Under her stewardship, the Regina-based performing arts company, established in 1986, brings to the Prairies a showcase of innovative new works by established and emerging artists. In turn, New Dance Horizons has occasionally made home base the focus.

In 2002, Poitras organized “Stream of Dance,” a three-day festival held in Regina and devoted to Prairie dance that featured an eclectic blend of styles from ballet and contemporary to Aboriginal and powwow dancing. Her goal was to provide a networking venue for Prairie dance artists and familiarize the arts community from outside the region with the talent that exists there, while displaying the distinct dance sensibility that is alive and well in the rolling landscape of the Prairies.

"As artists we're always influenced by our place and time," Poitras told an interviewer. "The landscape and history, and the way the wind blows through us, all impact in elusive and sometimes obvious ways."

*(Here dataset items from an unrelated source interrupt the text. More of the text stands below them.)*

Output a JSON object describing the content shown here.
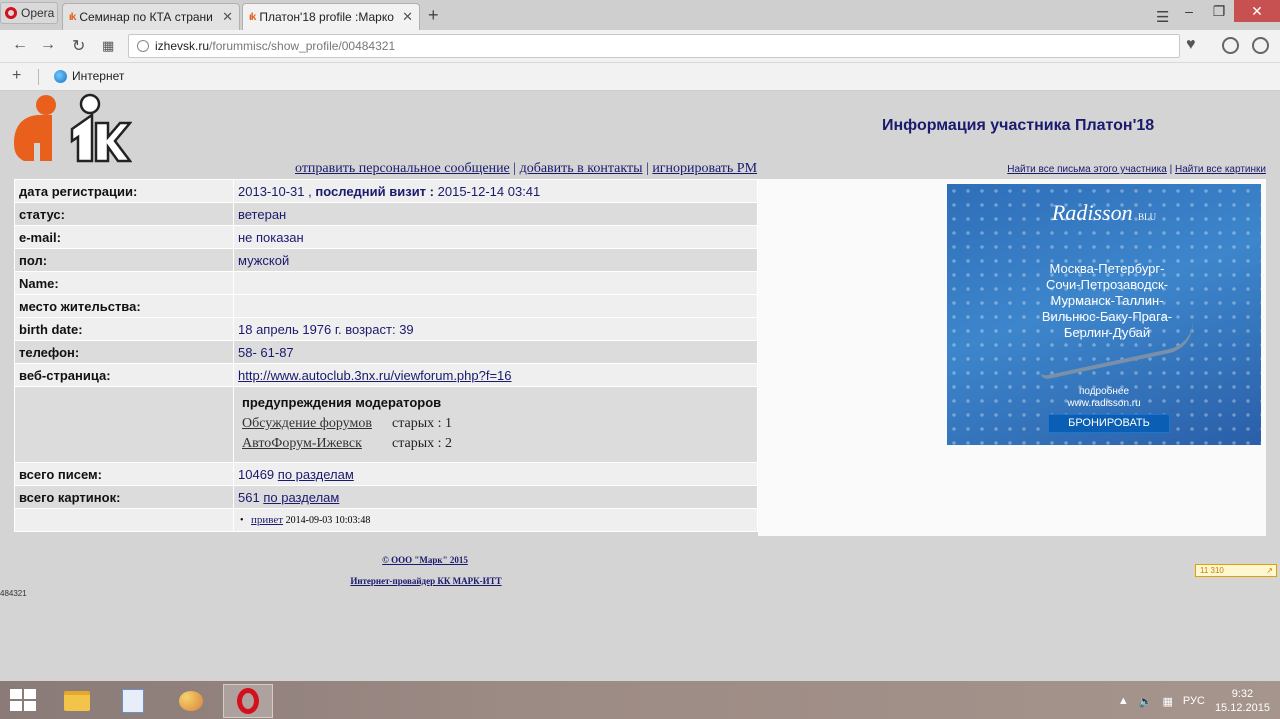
{
  "browser": {
    "menu_label": "Opera",
    "tabs": [
      {
        "label": "Семинар по КТА страни",
        "favicon": "ik-icon"
      },
      {
        "label": "Платон'18 profile :Марко",
        "favicon": "ik-icon"
      }
    ],
    "url_domain": "izhevsk.ru",
    "url_path": "/forummisc/show_profile/00484321",
    "bookmark_label": "Интернет"
  },
  "page": {
    "title": "Информация участника Платон'18",
    "actions": {
      "send_pm": "отправить персональное сообщение",
      "add_contact": "добавить в контакты",
      "ignore_pm": "игнорировать PM",
      "sep": "|"
    },
    "search_links": {
      "find_posts": "Найти все письма этого участника",
      "find_images": "Найти все картинки",
      "sep": "|"
    },
    "profile": {
      "reg_label": "дата регистрации:",
      "reg_date": "2013-10-31",
      "reg_sep": ",",
      "last_visit_label": "последний визит :",
      "last_visit": "2015-12-14 03:41",
      "status_label": "статус:",
      "status": "ветеран",
      "email_label": "e-mail:",
      "email": "не показан",
      "gender_label": "пол:",
      "gender": "мужской",
      "name_label": "Name:",
      "name": "",
      "residence_label": "место жительства:",
      "residence": "",
      "birth_label": "birth date:",
      "birth": "18 апрель 1976 г. возраст: 39",
      "phone_label": "телефон:",
      "phone": "58- 61-87",
      "web_label": "веб-страница:",
      "web": "http://www.autoclub.3nx.ru/viewforum.php?f=16",
      "warnings_title": "предупреждения модераторов",
      "warnings": [
        {
          "forum": "Обсуждение форумов",
          "count": "старых : 1"
        },
        {
          "forum": "АвтоФорум-Ижевск",
          "count": "старых : 2"
        }
      ],
      "posts_label": "всего писем:",
      "posts_count": "10469",
      "posts_link": "по разделам",
      "images_label": "всего картинок:",
      "images_count": "561",
      "images_link": "по разделам",
      "recent_title": "привет",
      "recent_date": "2014-09-03 10:03:48"
    },
    "ad": {
      "brand": "Radisson",
      "brand_suffix": "BLU",
      "routes": [
        "Москва-Петербург-",
        "Сочи-Петрозаводск-",
        "Мурманск-Таллин-",
        "Вильнюс-Баку-Прага-",
        "Берлин-Дубай"
      ],
      "more": "подробнее",
      "url": "www.radisson.ru",
      "button": "БРОНИРОВАТЬ"
    },
    "footer": {
      "copyright": "© ООО \"Марк\" 2015",
      "isp": "Интернет-провайдер КК МАРК-ИТТ",
      "counter": "484321",
      "badge": "11 310"
    }
  },
  "taskbar": {
    "lang": "РУС",
    "time": "9:32",
    "date": "15.12.2015"
  },
  "colors": {
    "link": "#1a1a6e",
    "logo_orange": "#e8601c",
    "opera_red": "#d40f1e"
  }
}
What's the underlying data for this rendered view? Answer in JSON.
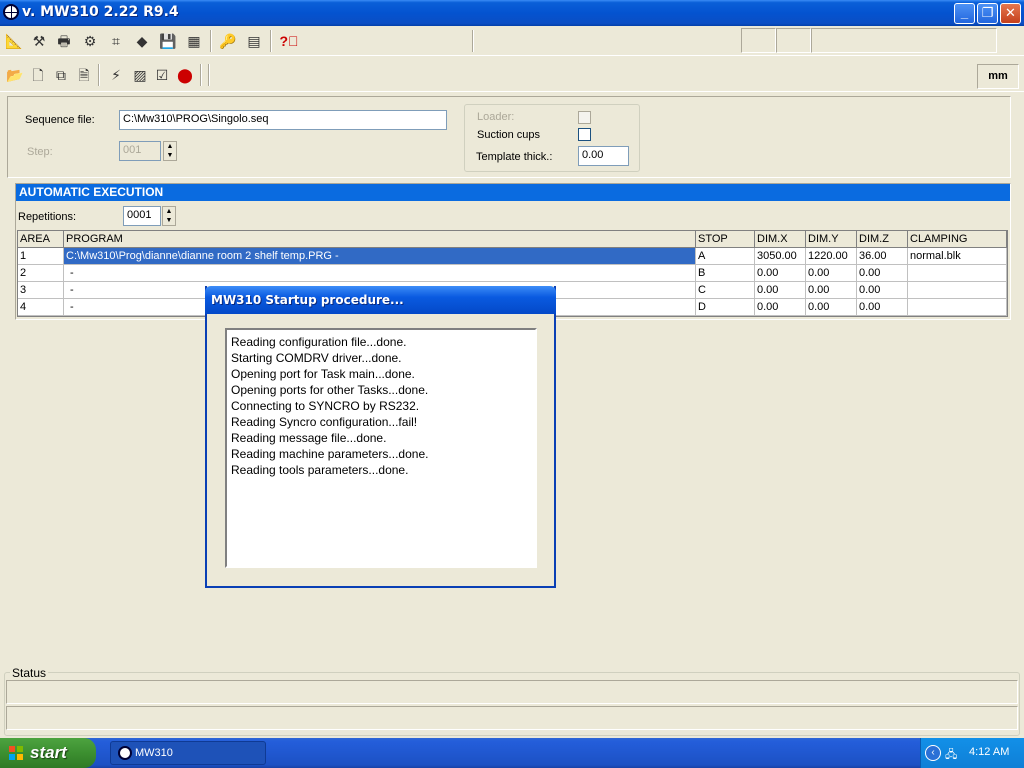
{
  "window": {
    "title": "v. MW310 2.22 R9.4"
  },
  "toolbar": {
    "unit": "mm"
  },
  "sequence": {
    "file_label": "Sequence file:",
    "file_value": "C:\\Mw310\\PROG\\Singolo.seq",
    "step_label": "Step:",
    "step_value": "001"
  },
  "options": {
    "loader_label": "Loader:",
    "suction_label": "Suction cups",
    "template_label": "Template thick.:",
    "template_value": "0.00"
  },
  "automatic": {
    "header": "AUTOMATIC EXECUTION",
    "repetitions_label": "Repetitions:",
    "repetitions_value": "0001",
    "columns": [
      "AREA",
      "PROGRAM",
      "STOP",
      "DIM.X",
      "DIM.Y",
      "DIM.Z",
      "CLAMPING"
    ],
    "rows": [
      [
        "1",
        "C:\\Mw310\\Prog\\dianne\\dianne  room 2  shelf temp.PRG -",
        "A",
        "3050.00",
        "1220.00",
        "36.00",
        "normal.blk"
      ],
      [
        "2",
        "-",
        "B",
        "0.00",
        "0.00",
        "0.00",
        ""
      ],
      [
        "3",
        "-",
        "C",
        "0.00",
        "0.00",
        "0.00",
        ""
      ],
      [
        "4",
        "-",
        "D",
        "0.00",
        "0.00",
        "0.00",
        ""
      ]
    ]
  },
  "dialog": {
    "title": "MW310 Startup procedure...",
    "log": [
      "Reading configuration file...done.",
      "Starting COMDRV driver...done.",
      "Opening port for Task main...done.",
      "Opening ports for other Tasks...done.",
      "Connecting to SYNCRO by RS232.",
      "Reading Syncro configuration...fail!",
      "Reading message file...done.",
      "Reading machine parameters...done.",
      "Reading tools parameters...done."
    ]
  },
  "status": {
    "label": "Status"
  },
  "taskbar": {
    "start_label": "start",
    "task_label": "MW310",
    "clock": "4:12 AM"
  }
}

Holding a Bachelor of Fine Arts honours degree in dance from Toronto's York University, she began her professional dance career in 1984 and has performed as a solo artist throughout Canada and Europe. Through New Dance Horizons, she has not only entertained and introduced audiences to the artistry of movement, but has engaged them as well. In addition to its exciting repertoire, the company offers dance training, workshops and artist talks.

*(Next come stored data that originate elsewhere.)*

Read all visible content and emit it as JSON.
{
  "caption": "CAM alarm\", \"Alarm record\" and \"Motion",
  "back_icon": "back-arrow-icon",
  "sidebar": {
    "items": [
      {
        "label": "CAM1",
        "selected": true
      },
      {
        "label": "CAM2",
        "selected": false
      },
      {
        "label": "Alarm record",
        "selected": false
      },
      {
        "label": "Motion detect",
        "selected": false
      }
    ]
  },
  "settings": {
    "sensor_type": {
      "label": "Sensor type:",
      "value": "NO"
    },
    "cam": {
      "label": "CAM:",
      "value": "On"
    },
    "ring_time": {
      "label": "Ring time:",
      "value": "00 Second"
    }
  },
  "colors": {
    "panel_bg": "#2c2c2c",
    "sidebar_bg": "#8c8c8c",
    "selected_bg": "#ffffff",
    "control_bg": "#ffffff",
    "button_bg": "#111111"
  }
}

Poitras's most celebrated creation, “The Pelican Project,” has enabled young people to discover new forms of artistic expression. Comprised of a series of workshops, participants aged 8 to 24 and professional artists from a variety of disciplines and cultural backgrounds explore the magic of art, nature and myth through movement,
sound, text, visuals and hands-on experience.

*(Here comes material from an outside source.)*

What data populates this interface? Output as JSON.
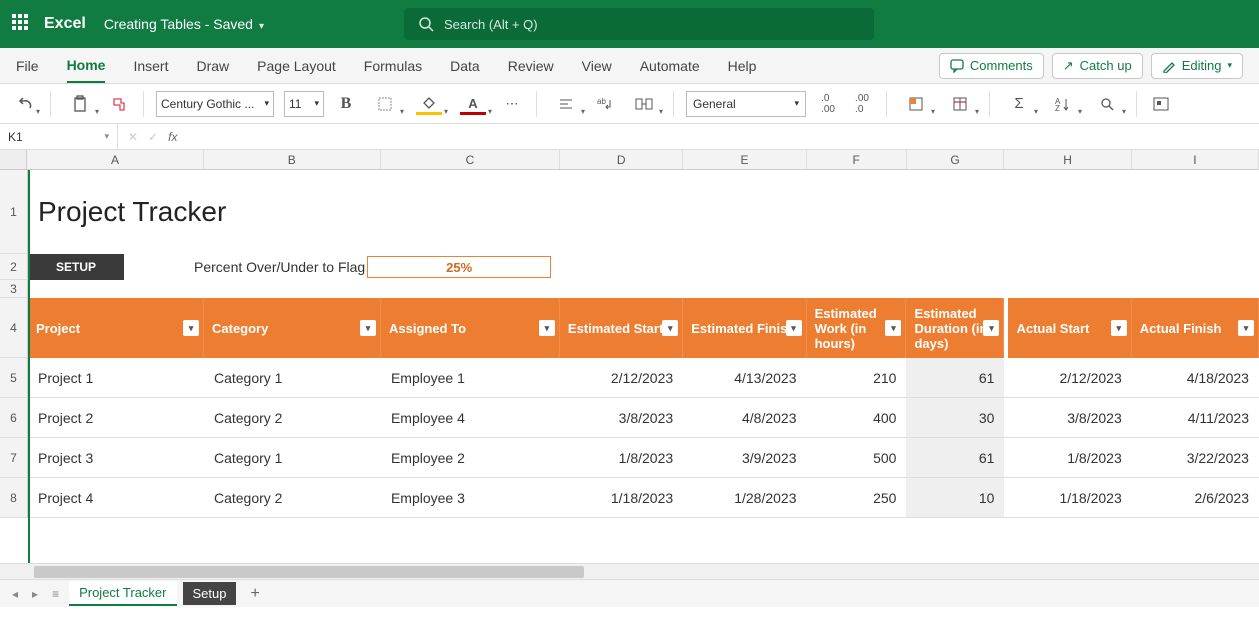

Presented at the Dance Advance Festival at Ottawa's National Arts Centre in 2003, the project culminates with The Pelican Nocturne, a spectacular lantern-lit processional performance featuring music and song, dance and, naturally, pelican costumes, which, along with the props, the workshop participants make themselves.

In Poitras's view, everyone is richer from the experience. Young people acquire a better understanding of choreography, interdisciplinary activity and the language of dance and movement. And dance artists gain the opportunity to celebrate their unique personal and cultural voices, as well as to share and exchange this understanding with others.